The public was uninformed of the meetings and left to speculate on the content of the meetings. Subsequent investigations by Chadwick Talyor, Shawnee County district attorney, determined that the law was violated several times over the course of the meetings.
But there’s no need to worry. It’s only a “technical violation.” Taylor decided not to prosecute. Basically, Brownback and the legislators are walking away with barely a slap on the wrist.

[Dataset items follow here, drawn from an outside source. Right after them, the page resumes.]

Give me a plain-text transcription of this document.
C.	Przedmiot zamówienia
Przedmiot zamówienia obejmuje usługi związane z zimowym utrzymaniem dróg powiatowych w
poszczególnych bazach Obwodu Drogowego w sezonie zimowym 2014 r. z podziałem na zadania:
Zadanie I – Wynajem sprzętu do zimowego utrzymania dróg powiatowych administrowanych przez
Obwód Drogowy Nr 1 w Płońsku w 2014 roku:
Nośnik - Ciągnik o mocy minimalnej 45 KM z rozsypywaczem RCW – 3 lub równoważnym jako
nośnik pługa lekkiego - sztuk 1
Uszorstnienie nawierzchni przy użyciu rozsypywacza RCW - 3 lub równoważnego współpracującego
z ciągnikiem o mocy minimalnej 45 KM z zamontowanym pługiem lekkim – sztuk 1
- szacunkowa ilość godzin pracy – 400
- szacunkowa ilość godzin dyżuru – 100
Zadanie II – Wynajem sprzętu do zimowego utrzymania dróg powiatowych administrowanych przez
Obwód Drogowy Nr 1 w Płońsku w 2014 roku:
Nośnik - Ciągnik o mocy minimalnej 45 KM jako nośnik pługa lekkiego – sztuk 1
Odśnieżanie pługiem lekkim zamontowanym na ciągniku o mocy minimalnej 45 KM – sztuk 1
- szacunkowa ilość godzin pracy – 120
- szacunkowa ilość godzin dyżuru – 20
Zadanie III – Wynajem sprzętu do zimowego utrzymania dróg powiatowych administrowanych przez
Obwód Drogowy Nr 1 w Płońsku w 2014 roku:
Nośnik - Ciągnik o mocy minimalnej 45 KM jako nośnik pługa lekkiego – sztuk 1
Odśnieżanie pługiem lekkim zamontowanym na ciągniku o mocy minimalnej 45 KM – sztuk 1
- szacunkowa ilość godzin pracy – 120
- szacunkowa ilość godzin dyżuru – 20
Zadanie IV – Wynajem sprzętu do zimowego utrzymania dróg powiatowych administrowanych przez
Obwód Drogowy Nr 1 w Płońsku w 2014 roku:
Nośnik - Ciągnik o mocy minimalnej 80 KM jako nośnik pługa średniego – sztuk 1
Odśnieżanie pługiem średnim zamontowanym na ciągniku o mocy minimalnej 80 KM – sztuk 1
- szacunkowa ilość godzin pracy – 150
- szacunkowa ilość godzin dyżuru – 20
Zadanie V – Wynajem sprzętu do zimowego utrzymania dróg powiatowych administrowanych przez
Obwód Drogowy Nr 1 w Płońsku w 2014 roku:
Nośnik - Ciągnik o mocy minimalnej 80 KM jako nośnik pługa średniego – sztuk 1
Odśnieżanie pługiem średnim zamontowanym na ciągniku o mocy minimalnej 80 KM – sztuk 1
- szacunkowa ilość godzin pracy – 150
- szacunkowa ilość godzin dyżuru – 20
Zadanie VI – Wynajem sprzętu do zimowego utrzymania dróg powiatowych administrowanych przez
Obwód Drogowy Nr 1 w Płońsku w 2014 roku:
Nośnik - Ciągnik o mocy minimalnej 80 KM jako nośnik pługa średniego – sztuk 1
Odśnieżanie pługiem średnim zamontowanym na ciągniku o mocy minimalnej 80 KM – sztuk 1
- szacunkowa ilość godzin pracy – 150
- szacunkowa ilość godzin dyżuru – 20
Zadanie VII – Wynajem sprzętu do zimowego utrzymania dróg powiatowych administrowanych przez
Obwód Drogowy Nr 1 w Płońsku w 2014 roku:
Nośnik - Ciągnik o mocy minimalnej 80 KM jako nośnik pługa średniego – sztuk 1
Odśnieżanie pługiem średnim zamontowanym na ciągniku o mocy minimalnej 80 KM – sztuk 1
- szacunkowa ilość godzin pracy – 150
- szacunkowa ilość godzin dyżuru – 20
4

We applaud Talyor for investigating the meetings at Cedar Crest, but like many politicians, he lacked the courage of his convictions.
When our government conducts its voting in secret, it violates the basis of transparency upon which democracy is upheld. The result of private vote swapping, the eventual legislation passed or failed and the potential benefits to the population based on that legislation are irrelevant considerations. What matters is that our government kept the public blind to their rationale and procedure. It distanced the populace from the government in a substantive way.
It’s no secret that politics-as-usual often involves collusion, subtle and/or explicit political blackmail and betrayal. The Mayor Daley’s and Boss Tweeds of the world will find a way to infiltrate our offices. However, it is our responsibility as the electorate to cite malfeasance where it exists and remove the cancer before it spreads.
Corruption compounds itself over time. KOMA was created in order to stem the tide of corruption in office. It represents an ever eroding aspect of government in America – trust. Not just trust in officials, but their trust in us. Policy makers’ adherence to KOMA is the least they can do to assure the public that they are working in our interest. To ignore KOMA is to ignore each of us.
An even scarier thought is that perhaps they didn’t know they couldn’t meet as they did. No other positions imaginable require such knowledge of the law than an elected official. They are sworn to protect the law.
So when Kansas legislators aren’t even reprimanded for an admitted violation of the law, one can expect KOMA to be the punch line of a joke at the next private meeting at Cedar Crest.